Tuesday 18 September 2007

Subtitling your video clips

I’ve just been looking at a really excellent Beta site called Dot Sub

The site is an interesting adaptation of the Youtube model. People can upload videos (up to 300Mb) and share them among limited groups or with everyone.

What’s really interesting though about Dot Sub is that it is aimed at subtitling and translation for people with hearing problems. The video tool allows you to input subtitles beneath the clip. These can either be translations or transcriptions. Users can also upload clips for others to translate for them. The site isn’t limited to English only and so the translations or transcriptions for the subtitles and film clips could be in any language.

This is really a marvelous idea and has bags of potential for language teaching and development.

Here’s a few ideas off the top of my head.

  • Upload a film clip (in English) and ask students to translate or transcribe it.
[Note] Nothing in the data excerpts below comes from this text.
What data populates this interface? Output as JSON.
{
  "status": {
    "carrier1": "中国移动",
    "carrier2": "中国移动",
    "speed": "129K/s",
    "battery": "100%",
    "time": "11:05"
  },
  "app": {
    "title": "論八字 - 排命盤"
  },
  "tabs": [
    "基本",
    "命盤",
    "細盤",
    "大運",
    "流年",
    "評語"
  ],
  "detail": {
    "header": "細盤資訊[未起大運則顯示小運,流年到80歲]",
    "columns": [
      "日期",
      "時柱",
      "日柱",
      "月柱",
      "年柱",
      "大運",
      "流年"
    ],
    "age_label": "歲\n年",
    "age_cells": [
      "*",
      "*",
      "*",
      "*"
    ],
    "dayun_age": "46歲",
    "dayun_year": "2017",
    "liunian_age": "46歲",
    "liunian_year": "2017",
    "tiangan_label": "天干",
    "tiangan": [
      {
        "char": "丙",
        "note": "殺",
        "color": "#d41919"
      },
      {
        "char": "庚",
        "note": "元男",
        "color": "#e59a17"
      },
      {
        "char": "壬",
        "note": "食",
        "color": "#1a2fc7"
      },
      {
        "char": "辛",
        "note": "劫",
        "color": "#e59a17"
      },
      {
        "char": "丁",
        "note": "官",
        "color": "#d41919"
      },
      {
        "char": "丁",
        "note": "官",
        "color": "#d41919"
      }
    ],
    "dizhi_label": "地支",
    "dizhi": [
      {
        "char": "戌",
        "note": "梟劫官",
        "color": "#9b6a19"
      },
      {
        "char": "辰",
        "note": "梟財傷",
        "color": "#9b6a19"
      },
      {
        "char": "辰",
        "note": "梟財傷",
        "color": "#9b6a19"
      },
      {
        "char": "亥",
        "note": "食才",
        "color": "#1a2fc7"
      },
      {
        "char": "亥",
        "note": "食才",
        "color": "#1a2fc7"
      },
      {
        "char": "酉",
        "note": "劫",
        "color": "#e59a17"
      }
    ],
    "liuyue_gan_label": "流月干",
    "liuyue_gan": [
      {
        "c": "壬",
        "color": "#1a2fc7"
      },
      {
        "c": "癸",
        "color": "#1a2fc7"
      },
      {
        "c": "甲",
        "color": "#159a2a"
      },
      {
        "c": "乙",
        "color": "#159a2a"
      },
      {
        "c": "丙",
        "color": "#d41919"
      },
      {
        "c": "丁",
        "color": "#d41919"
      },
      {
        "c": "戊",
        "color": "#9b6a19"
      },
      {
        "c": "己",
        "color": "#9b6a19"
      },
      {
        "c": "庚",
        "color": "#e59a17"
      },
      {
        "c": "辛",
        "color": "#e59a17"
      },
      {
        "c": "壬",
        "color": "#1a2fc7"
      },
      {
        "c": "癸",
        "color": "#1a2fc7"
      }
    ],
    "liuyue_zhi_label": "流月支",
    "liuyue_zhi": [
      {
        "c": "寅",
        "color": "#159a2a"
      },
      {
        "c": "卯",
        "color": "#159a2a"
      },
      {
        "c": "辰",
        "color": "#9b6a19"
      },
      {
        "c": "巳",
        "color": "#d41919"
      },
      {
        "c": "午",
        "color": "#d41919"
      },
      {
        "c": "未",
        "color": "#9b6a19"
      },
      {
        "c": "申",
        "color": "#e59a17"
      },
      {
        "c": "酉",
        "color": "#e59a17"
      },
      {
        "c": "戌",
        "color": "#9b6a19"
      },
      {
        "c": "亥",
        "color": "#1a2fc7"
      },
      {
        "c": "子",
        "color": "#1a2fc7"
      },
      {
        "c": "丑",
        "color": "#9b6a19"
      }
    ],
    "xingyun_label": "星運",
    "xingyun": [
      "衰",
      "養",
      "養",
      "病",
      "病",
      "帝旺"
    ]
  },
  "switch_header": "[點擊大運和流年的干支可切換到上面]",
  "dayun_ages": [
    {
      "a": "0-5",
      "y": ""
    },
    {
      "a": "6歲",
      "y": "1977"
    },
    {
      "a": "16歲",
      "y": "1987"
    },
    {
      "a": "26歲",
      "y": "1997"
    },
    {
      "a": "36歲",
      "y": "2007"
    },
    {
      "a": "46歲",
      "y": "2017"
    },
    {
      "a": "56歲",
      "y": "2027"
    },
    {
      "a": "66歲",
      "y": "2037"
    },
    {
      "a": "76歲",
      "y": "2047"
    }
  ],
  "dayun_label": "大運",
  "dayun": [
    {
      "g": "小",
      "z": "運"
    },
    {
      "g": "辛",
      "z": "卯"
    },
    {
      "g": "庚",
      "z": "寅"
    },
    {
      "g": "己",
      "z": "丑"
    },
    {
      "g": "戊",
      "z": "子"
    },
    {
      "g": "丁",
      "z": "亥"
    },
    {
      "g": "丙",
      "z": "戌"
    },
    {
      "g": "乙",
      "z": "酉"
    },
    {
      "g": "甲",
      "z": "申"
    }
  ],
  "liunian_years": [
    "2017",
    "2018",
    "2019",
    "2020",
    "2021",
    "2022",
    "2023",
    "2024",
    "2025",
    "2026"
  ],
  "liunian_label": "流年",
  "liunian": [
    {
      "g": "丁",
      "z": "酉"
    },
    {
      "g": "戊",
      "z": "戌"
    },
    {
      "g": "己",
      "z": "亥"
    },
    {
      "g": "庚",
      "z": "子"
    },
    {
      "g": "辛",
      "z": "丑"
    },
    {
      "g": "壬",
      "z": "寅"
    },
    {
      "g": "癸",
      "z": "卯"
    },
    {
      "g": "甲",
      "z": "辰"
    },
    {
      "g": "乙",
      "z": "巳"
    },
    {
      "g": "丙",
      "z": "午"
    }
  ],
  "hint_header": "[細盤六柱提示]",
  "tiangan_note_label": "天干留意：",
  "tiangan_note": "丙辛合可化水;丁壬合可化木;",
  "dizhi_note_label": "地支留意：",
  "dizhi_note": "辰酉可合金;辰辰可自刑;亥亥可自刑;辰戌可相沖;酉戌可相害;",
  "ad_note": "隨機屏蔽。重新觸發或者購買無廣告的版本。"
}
They can then compare with your own translation / transcription.
  • Transcribe a clip with some errors and see if they can spot / correct them.
  • Ask students to independently translate a clip of a poem and then compare their different versions.
  • Ask students to create their own video clips (If students have their own cameras or webcams) upload them and then get another member of the class to transcribe it.
  • They could just browse and translate or transcribe one of the existing videos.
  • Transcribe in what people are thinking as opposed to what they are saying

Here’s a video produced by the site with a very fast explanation of how it all works.

The site is free and registration is quite quick. So check it out at: http://www.dotsub.com
By all means let me know what you think and post a comment here.



Anonymous said...

Hello Nik,
Thanks for sharing the link AND the suggested activities.
I'll definitely try them witn my sts in Brazil.

Doris Soares

Nik Peachey said...

That's great. Let me know how it goes.